Yingchengvirus

Virus classification
- (unranked): Virus
- Realm: Singelaviria
- Kingdom: Helvetiavirae
- Phylum: Dividoviricota
- Class: Laserviricetes
- Order: Halopanivirales
- Family: Simuloviridae
- Genus: Yingchengvirus

= Yingchengvirus =

Genus of viruses

Yingchengvirus is a genus of double stranded DNA viruses that infect haloarchaea. The genus was previously named Betasphaerolipovirus.

==Taxonomy==
The genus contains the following species:

- Yingchengvirus koreaense (formerly Yingchengvirus HJIV1)
- Yingchengvirus boliviaense (formerly Yingchengvirus NVIV1)
- Yingchengvirus sinense (formerly Natrinema virus SNJ1 (2014-2019, type species), Yingchengvirus SNJ1 (2020))

==Morphology==
Viruses of this genus have tailless icosahedral virions with an internal lipid membrane located between the protein capsid and the circular double stranded DNA genome.

==Replication==
The temperate haloarchaeal virus SNJ1 displays lytic and lysogenic life cycles.
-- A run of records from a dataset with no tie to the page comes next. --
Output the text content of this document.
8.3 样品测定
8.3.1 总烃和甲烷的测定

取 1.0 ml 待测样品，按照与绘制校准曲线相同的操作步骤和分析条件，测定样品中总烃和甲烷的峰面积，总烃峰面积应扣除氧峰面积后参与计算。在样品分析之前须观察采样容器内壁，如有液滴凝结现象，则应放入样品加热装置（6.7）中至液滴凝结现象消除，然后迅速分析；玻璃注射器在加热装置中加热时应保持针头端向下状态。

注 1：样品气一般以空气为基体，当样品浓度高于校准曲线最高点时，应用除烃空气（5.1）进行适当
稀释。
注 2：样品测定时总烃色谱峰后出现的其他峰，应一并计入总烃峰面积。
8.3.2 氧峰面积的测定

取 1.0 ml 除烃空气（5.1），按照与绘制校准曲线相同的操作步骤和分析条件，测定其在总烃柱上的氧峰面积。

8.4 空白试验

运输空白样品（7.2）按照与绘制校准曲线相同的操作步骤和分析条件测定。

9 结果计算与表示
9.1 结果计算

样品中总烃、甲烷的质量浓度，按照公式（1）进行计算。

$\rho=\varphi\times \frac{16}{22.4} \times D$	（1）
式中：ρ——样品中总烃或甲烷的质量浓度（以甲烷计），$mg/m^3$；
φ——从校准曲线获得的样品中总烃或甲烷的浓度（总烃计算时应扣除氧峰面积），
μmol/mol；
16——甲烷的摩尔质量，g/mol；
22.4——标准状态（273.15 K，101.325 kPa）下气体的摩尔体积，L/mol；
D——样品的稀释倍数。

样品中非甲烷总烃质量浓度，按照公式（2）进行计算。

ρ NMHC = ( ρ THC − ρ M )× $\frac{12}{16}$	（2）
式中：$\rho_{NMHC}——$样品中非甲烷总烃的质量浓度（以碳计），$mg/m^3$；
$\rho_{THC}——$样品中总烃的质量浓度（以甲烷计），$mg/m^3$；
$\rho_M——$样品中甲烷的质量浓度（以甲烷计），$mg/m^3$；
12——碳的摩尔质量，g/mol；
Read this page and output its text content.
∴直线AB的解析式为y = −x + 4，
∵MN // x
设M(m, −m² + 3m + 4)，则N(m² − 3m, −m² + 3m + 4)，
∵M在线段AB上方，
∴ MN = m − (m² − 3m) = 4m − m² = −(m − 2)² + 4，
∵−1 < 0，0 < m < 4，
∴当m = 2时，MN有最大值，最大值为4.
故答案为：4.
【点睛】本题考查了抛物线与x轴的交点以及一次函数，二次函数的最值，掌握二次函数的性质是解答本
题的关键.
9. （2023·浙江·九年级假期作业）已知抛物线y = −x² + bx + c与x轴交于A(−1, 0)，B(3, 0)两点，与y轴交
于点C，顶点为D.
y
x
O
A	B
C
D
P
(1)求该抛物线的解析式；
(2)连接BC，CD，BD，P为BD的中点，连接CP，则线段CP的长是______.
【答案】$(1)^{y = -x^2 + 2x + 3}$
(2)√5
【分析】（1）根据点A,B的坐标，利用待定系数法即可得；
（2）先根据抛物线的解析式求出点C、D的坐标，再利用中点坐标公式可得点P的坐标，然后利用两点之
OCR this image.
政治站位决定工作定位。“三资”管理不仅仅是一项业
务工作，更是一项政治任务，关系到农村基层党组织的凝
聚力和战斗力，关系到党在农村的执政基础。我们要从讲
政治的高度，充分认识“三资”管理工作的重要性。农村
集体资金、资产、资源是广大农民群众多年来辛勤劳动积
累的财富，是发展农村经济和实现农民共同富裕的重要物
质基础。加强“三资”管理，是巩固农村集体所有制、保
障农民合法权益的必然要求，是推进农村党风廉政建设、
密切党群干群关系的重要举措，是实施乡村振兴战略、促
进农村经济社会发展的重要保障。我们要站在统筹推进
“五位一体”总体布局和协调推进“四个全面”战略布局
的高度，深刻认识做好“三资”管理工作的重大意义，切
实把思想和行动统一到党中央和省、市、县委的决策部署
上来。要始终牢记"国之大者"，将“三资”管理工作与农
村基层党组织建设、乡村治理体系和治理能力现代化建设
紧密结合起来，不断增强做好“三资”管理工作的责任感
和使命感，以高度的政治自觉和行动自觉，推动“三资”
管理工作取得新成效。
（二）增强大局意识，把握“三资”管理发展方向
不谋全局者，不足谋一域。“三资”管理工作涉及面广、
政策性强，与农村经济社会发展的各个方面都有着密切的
During the lysogenic cycle, the virus resides in its host in the form of an extrachromosomal circular plasmid. Upon mitomycin C induction, large amounts of SNJ1 virions can be produced. SNJ1 genome replicates by the rolling-circle mechanism and is initiated by the virus-encoded RepA protein, which is homologous to the replication-initiation proteins of archaeal plasmids and bacterial transposases of the IS91 family insertion sequences. The virus is released by lysis of the infected cells.